Speaker
Summary
In high-energy nuclear collisions, light nuclei provide a unique tool to explore the QCD phase structure. The production of light nuclei is sensitive to the temperature and phase-space density of the system at freeze-out. In addition, phase transition will lead to large baryon density fluctuations, which will be reflected in the light nuclei production. For example, the ratio of proton ($N(p)$) and triton ($N(t)$) to deuteron ($N(d)$) yields, which is defined as $N(t)$$\cdot$$N(p)$/$N^2(d)$, may be used as a sensitive observable to search for the QCD critical point[1][2].

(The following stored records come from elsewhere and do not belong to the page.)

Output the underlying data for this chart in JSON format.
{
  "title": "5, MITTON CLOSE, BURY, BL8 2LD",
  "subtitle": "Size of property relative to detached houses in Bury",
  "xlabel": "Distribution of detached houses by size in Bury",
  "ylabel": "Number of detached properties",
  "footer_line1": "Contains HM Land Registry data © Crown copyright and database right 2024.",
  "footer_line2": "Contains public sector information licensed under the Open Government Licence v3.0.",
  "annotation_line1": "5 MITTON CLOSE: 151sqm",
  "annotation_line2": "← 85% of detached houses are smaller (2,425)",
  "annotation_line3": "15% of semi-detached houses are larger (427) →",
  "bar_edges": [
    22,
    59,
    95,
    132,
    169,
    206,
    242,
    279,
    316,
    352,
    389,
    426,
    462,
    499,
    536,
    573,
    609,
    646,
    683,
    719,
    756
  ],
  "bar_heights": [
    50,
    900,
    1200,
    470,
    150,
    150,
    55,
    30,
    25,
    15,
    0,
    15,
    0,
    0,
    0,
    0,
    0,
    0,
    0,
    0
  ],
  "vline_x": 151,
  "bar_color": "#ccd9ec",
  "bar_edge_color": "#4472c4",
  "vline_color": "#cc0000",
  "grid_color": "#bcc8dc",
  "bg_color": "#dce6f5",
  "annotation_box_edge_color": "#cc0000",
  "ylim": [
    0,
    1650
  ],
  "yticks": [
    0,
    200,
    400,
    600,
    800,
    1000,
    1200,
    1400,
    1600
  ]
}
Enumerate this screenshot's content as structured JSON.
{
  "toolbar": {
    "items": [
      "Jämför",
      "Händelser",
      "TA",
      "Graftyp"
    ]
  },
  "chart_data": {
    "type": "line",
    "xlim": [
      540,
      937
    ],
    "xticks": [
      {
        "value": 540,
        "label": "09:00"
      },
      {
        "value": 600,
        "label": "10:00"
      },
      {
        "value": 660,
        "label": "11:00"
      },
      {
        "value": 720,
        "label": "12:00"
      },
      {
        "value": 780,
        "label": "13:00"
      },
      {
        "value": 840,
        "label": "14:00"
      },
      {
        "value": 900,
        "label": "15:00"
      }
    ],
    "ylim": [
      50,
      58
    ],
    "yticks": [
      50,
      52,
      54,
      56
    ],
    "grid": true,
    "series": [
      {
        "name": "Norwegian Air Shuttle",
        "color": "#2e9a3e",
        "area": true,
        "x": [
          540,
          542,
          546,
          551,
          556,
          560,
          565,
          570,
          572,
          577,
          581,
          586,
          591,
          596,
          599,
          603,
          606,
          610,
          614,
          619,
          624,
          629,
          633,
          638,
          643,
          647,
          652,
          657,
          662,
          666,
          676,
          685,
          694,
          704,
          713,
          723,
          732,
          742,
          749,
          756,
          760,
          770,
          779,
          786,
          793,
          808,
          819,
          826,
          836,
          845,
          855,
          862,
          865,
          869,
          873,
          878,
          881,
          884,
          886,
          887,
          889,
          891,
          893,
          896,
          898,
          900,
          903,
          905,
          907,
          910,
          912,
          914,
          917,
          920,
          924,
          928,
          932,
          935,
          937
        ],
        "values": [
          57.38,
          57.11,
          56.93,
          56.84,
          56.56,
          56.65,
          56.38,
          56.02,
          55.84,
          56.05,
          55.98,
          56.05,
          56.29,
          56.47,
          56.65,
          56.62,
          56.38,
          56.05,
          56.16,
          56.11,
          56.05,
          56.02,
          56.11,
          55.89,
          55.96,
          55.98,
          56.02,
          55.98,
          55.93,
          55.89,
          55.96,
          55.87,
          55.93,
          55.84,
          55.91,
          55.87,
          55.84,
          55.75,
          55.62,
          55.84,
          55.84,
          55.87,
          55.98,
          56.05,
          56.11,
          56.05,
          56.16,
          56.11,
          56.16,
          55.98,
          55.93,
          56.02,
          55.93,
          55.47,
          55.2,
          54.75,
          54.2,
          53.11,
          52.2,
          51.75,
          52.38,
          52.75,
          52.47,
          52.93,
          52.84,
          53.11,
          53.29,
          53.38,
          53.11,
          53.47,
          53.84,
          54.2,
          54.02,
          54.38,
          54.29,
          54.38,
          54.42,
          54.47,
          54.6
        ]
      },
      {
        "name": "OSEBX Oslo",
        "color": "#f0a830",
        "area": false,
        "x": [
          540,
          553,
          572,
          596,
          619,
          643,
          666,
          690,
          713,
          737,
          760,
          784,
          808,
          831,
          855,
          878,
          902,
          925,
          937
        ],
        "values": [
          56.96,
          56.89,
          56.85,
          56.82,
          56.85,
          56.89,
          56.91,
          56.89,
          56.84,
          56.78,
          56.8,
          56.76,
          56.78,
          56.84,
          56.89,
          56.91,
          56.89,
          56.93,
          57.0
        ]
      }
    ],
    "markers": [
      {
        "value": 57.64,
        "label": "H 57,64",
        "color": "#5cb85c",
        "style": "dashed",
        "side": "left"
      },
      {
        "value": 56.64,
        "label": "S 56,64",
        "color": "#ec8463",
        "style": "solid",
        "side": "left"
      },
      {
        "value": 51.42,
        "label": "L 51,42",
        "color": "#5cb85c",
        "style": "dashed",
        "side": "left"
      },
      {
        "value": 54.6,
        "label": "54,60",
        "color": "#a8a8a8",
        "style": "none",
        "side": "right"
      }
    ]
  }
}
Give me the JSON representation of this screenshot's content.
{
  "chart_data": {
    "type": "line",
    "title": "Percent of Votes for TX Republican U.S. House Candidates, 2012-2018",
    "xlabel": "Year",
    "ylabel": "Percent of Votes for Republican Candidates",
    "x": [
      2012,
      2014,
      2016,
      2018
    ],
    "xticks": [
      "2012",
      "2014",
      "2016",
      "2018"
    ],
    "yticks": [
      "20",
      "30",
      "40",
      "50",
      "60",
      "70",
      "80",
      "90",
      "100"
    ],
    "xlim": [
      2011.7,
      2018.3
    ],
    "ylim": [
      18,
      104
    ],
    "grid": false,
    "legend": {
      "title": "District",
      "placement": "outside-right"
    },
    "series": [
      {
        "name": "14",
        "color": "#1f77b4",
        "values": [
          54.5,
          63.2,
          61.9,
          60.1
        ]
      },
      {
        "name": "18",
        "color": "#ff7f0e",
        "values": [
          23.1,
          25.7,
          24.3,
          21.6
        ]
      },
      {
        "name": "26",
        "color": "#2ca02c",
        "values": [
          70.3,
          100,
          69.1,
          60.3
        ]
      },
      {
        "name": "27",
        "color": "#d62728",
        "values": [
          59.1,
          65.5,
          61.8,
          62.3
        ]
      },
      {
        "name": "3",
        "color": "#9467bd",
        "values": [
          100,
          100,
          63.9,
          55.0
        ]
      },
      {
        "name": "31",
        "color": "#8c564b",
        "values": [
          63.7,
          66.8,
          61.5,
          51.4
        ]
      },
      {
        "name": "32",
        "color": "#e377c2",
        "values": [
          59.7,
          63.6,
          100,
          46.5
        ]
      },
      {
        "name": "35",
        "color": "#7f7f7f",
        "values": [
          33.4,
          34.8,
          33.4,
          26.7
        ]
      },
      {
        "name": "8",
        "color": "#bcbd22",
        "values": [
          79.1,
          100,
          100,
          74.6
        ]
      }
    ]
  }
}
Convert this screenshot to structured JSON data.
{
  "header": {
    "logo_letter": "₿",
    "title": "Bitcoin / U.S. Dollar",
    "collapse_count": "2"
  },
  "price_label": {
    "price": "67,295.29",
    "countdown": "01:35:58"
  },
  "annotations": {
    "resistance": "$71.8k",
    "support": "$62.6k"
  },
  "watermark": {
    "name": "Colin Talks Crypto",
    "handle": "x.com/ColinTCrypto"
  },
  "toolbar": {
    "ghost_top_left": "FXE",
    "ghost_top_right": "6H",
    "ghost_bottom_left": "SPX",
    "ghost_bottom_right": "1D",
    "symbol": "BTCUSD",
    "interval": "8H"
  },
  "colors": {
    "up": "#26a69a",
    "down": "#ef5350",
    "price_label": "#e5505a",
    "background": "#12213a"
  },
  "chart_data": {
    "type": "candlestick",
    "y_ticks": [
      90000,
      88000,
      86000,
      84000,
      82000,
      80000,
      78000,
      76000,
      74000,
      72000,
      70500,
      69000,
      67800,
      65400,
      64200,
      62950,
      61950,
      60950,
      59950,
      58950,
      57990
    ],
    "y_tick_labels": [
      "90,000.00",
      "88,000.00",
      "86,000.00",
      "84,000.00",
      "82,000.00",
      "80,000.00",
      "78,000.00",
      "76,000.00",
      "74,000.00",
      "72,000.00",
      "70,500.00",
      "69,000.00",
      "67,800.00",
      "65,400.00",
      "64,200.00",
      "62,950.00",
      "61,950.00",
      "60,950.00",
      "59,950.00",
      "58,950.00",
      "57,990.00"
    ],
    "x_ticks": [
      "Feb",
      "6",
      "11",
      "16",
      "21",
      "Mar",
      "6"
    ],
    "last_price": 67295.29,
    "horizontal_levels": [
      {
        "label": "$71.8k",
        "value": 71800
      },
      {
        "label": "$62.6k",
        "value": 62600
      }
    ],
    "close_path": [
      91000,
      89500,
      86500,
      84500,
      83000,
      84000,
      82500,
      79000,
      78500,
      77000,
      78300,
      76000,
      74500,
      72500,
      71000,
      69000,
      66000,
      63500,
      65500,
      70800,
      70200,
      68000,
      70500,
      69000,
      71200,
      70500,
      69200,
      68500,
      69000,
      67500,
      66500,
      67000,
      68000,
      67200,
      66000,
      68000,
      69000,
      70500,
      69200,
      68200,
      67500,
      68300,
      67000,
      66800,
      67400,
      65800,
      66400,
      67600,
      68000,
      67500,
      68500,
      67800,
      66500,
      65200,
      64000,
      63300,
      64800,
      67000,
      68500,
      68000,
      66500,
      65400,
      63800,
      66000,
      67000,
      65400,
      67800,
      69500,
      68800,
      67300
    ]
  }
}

In this talk, we will report the first results of the collision energy and centrality dependence of triton production in Au+Au collisions at $\sqrt{s_{\mathrm{NN}}}$ = 7.7, 11.5, 14.5, 19.6, 27, 39, 62.4, and 200 GeV measured by the STAR experiment at RHIC. We will present the beam energy dependence for the coalescence parameter $B_2(d)$ and $B_3(t)$, particle ratios ($d/p$, $t/p$, and $t/d$), and the yield ratio of $N(t)$$\cdot$$N(p)$/$N^2(d)$. Their physics implications will be discussed.
[1] K. J. Sun, L. W. Chen, C. M. Ko, and Z. Xu, Phys. Lett. B 774, 103 (2017).
[2] K. J. Sun, L. W. Chen, C. M. Ko, J. Pu, and Z. Xu, Phys. Lett. B 781, 499 (2018).